Maintenant

Gigi

Tomlab – 2010
par Pauline, le 3 août 2010
7

Les 2,21 Gigawatts du Docteur Emmett Brown ont déjà 25 ans, et on m’informe que le voyage dans le temps est bel et bien impossible. Même pas en rêve. On passe son chemin. Mais que faire si je rêve de belles robes au genou qui tournent  et volettent gracieusement, de concerts des Shangri-Las et de Martini au bord de la plage ? Et bien, je me procure Maintenant, une des dernières sorties du label allemand Tomlab, giron de Deerhoof, Owen Pallet ou encore Casiotone for the Painfully Alone. En l’écoutant, je ne goûterai pas la saveur des coke floats et des cheeseburgers des diners, mais l’illusion de me retrouver projetée dans Grease sera presque complète. Maintenant est le premier album de Gigi, titre légèrement ironique pour un collectif au nom un peu « rigolo » (pour ne pas dire volontairement grotesque), puisqu’il s’agit bien ici d’avant, du passé, de la célébration du rétro, d’une musique qui ne se pratique plus, d’une pop tellement attachée à l’imagerie des sixties que l’on n’ose plus la produire depuis… les années 60. Logique.

Maintenant est un album concept né de l’esprit du songwriter Nick Krgovich (membre de P:ano et de No Kids) et du producteur Colin Stewart. L’idée est de composer et produire un album de pop un peu déluré et complètement libre qui marche volontairement sur les plates-bandes des grands artistes du genre. Ici, on emprunte aux Shangri-Las leurs harmonies vocales et leurs chœurs joyeux, on pique aux Ronettes leurs shalalala, on subtilise aux Crystals leurs hand clapping. On mélange le tout (jusqu’à l’écœurement) et on y ajoute les voix du fleuron de la pop actuelle : Owen Pallett (l’homme derrière Final Fantasy) la mythique Rose Melberg (qui officiait dans Tiger Trap et The Softies dans les années 90), Zac Pennington (leader des Parenthetical Girls), Mirah (qui est signée sur le label K Records), et on en passe. Et ce cocktail dangereux donne un étrange voyage dans le temps, dans un passé marqué par une certaine idée de l’insouciance, dont la légèreté est poussée à son paroxysme. Tout cela donne une ambiance de pop décomplexée, qui s’amuse avec ses propres limites. Alors que l’on sent que la guimauve et le grotesque commencent à guetter les notes de Maintenant et à menacer de gagner le « projet Gigi », le collectif remonte à la surface et entraine l’auditeur dans un réseau de mélodies addictives dont il est difficile de s’échapper.

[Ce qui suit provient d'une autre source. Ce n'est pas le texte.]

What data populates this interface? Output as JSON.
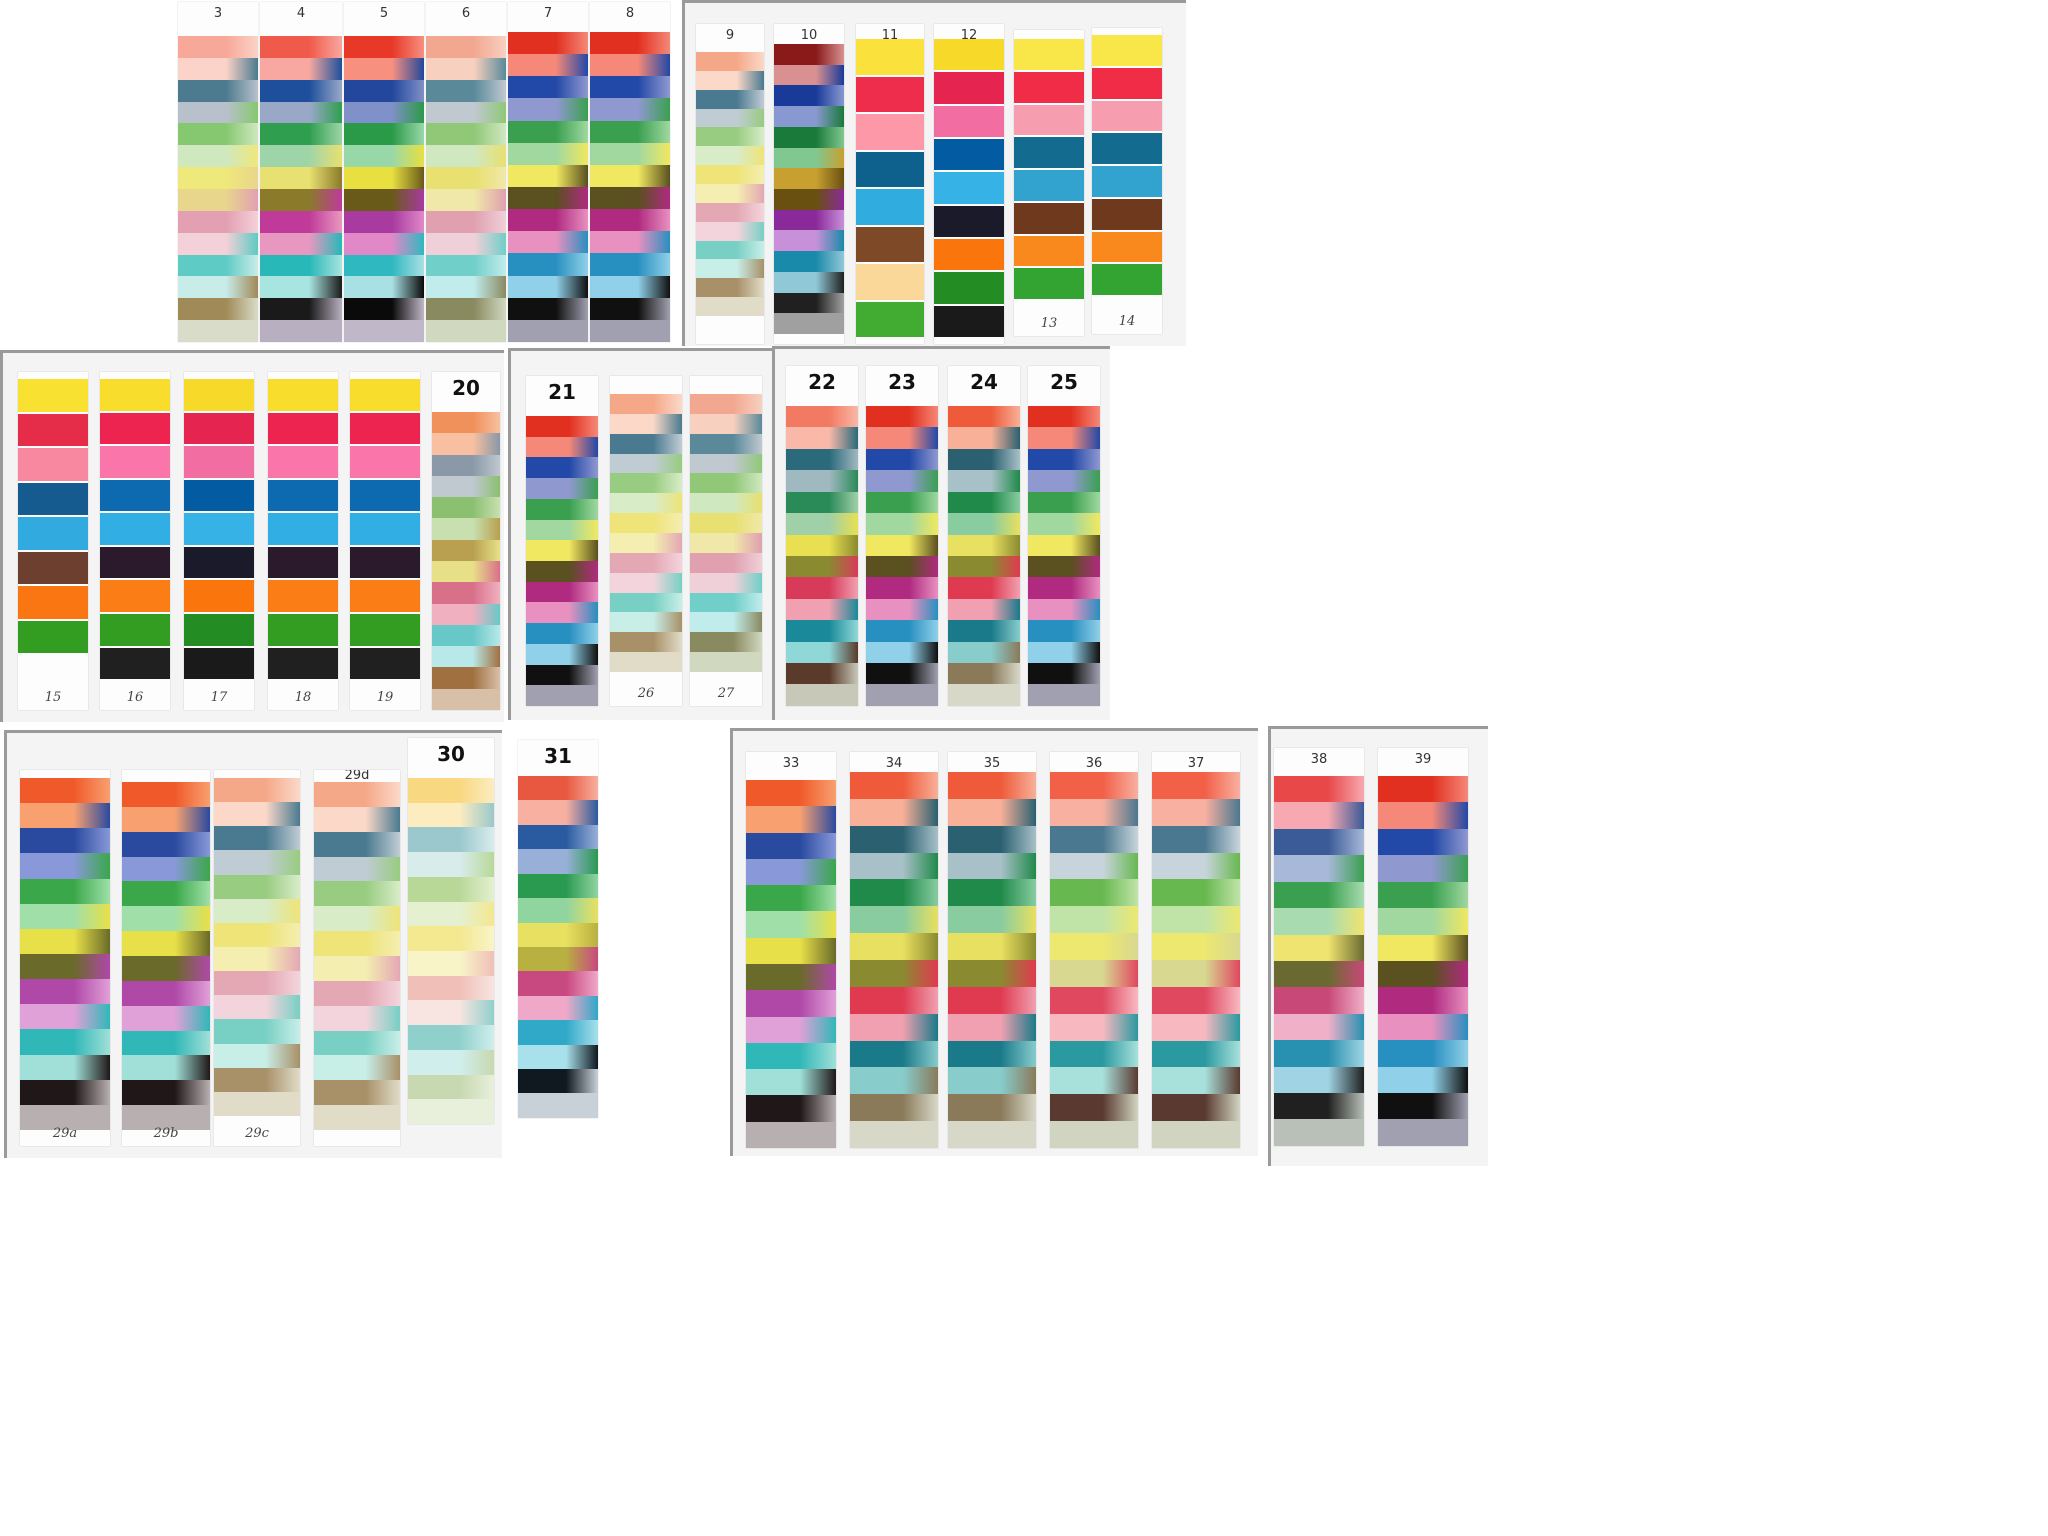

La mission de Gigi ne peut être que saluée et admirée : c’est une mission de réconciliation entre les différentes vagues de la pop, celle, flamboyante, des années 60 (« Some Second Best ») teintée de soul ; celle des années 80 et 90, mélancolique et volontairement maladroite (la voix de Joey Cook sur « One Woman Show » rappelle celle de la légendaire Moe Tucker) ; et celle des années 2000 qui se joue des habitudes et des tics du genre. L’humour de l’album est irrésistible, notamment sur « Dreams of Romance », dont les paroles sentimentales sont chantées avec une candeur adolescente - volontairement exagérée - par le chanteur des Parenthetical Girls. Maintenant se déroule comme une comédie musicale mélodramatique qui comprend son climax (« I’m not coming out tonight »), c’est un album euphorisant et jouissif, qui donne corps à une nostalgie de l’âge d’or de la pop.